Has Vision Vancouver made progress?
When Gregor Robertson was elected in 2008, he promised that he would end homelessness in Vancouver by 2015. In April of this year, Robertson changed his tune after realizing that his goal could not be met. The homeless count revealed that there was a large increase of people sleeping on the street. The number had risen from 154 in 2011 to 536 in 2014.
After these statistics came in, Robertson then pledged to try and eradicate ‘street homelessness’ by 2015. In a last attempt effort to do so, Vision decided to open winter shelters at the formal Kettle of Fish restaurant and turning the 157-room Quality Inn on Howe Street into transitional housing for two years. This decision was apparently made without a consultation process and has left many residents in the area feeling there was a lack of transparency in the way the City handled the situation.
The recent evacuation at Oppenheimer Park also does not bode well for Robertson and his Vision team. The encampment began in July, with homeless protesters wanting change with the city’s affordability and housing issues. The campers were ordered out of the park on October 16. The Oppenheimer Park protests highlighted that the need for low-income housing was simply not being met.
What are the mayoral candidates’ platforms on homelessness?
In terms of the upcoming election, the candidates have had varying stances on homelessness.

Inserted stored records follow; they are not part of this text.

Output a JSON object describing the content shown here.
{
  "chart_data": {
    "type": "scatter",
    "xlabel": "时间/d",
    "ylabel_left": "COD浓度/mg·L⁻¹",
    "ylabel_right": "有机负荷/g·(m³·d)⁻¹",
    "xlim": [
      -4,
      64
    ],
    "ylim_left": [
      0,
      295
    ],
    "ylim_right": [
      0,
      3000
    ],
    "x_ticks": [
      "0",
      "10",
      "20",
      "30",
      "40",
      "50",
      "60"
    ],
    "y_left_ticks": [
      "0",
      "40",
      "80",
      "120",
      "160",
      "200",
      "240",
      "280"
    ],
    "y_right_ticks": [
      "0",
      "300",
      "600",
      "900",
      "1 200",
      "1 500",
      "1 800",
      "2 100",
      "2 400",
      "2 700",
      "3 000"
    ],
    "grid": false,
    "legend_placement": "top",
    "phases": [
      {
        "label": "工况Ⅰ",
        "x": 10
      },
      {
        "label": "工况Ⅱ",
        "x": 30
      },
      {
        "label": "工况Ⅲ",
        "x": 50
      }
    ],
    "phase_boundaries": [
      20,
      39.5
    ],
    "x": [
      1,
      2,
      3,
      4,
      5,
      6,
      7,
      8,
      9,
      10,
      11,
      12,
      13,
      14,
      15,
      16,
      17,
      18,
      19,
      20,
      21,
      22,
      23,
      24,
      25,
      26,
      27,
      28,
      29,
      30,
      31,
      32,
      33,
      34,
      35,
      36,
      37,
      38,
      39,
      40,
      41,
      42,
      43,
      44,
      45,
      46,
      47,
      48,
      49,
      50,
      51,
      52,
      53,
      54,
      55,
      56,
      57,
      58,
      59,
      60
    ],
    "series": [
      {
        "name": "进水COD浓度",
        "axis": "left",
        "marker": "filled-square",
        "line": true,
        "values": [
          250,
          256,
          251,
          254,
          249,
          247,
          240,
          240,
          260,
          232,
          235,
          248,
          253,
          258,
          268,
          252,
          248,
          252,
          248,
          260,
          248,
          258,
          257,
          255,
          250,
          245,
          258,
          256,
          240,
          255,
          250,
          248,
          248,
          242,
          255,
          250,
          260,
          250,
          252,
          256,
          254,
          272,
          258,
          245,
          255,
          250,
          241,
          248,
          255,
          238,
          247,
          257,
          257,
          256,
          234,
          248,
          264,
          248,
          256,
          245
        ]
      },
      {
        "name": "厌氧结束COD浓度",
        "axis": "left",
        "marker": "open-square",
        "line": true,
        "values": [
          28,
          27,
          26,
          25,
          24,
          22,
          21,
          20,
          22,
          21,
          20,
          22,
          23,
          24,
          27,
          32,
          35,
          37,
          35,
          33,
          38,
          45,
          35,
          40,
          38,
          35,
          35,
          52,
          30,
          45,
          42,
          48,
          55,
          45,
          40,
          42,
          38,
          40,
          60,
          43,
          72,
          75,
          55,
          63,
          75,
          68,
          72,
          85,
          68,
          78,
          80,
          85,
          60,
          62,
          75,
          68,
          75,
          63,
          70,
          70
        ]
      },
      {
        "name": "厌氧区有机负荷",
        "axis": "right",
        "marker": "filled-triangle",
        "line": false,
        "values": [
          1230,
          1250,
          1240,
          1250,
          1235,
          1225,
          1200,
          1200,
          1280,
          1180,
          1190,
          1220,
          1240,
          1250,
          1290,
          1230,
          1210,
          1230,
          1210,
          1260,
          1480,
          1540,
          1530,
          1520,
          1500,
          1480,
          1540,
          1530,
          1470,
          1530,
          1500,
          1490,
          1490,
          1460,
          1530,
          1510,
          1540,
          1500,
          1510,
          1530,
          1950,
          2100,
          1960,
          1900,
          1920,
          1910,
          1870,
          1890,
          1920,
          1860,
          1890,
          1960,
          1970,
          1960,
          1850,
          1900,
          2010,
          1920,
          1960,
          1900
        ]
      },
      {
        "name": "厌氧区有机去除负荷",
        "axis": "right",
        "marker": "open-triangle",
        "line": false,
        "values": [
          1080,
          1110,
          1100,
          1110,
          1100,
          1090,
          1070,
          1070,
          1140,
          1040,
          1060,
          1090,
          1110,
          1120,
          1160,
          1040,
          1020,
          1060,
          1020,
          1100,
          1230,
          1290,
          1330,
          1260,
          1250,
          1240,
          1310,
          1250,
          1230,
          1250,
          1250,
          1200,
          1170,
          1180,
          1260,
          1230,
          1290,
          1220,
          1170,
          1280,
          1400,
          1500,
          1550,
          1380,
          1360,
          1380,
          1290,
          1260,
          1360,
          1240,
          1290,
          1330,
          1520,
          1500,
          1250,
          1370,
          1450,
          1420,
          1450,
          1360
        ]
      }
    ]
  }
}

Gregor Robertson is planning to continue with his 30-year plan to create affordable housing in Vancouver, specifically in the Downtown Eastside. His announcement to open city-funded shelter and housing space at the Kettle Fish and Quality Inn are also two recent additions to his platform.
COPE candidate Meena Wong is hoping to take hard-pressed action to combat homelessness. COPE has released a 10-point homelessness plan. This plan requires developers to incorporate 20 per cent of affordable housing in new developments and get the provincial government to increase welfare rates. COPE’s full platform on homelessness can be found here.
If elected, Kirk Lapointe and his NPA team have pledged $350 million annually towards addressing housing, homelessness and other social issues in the Downtown Eastside. Lapointe has also not shied away from criticizing Robertson and his strategy to combat the problem. “We will have a new policy that will bring a new approach. You have to do more than give [the homeless] false hope,” he told The Province.
Regardless, any platform proposed by the candidates must be backed up with policy and action. The next homeless count will take place in 2017 and may be our best indicator as to whether Vancouver’s new mayor ( be it Robertson, LaPointe or Wong) has made any progressive impact to help the city’s most vulnerable and marginalized population.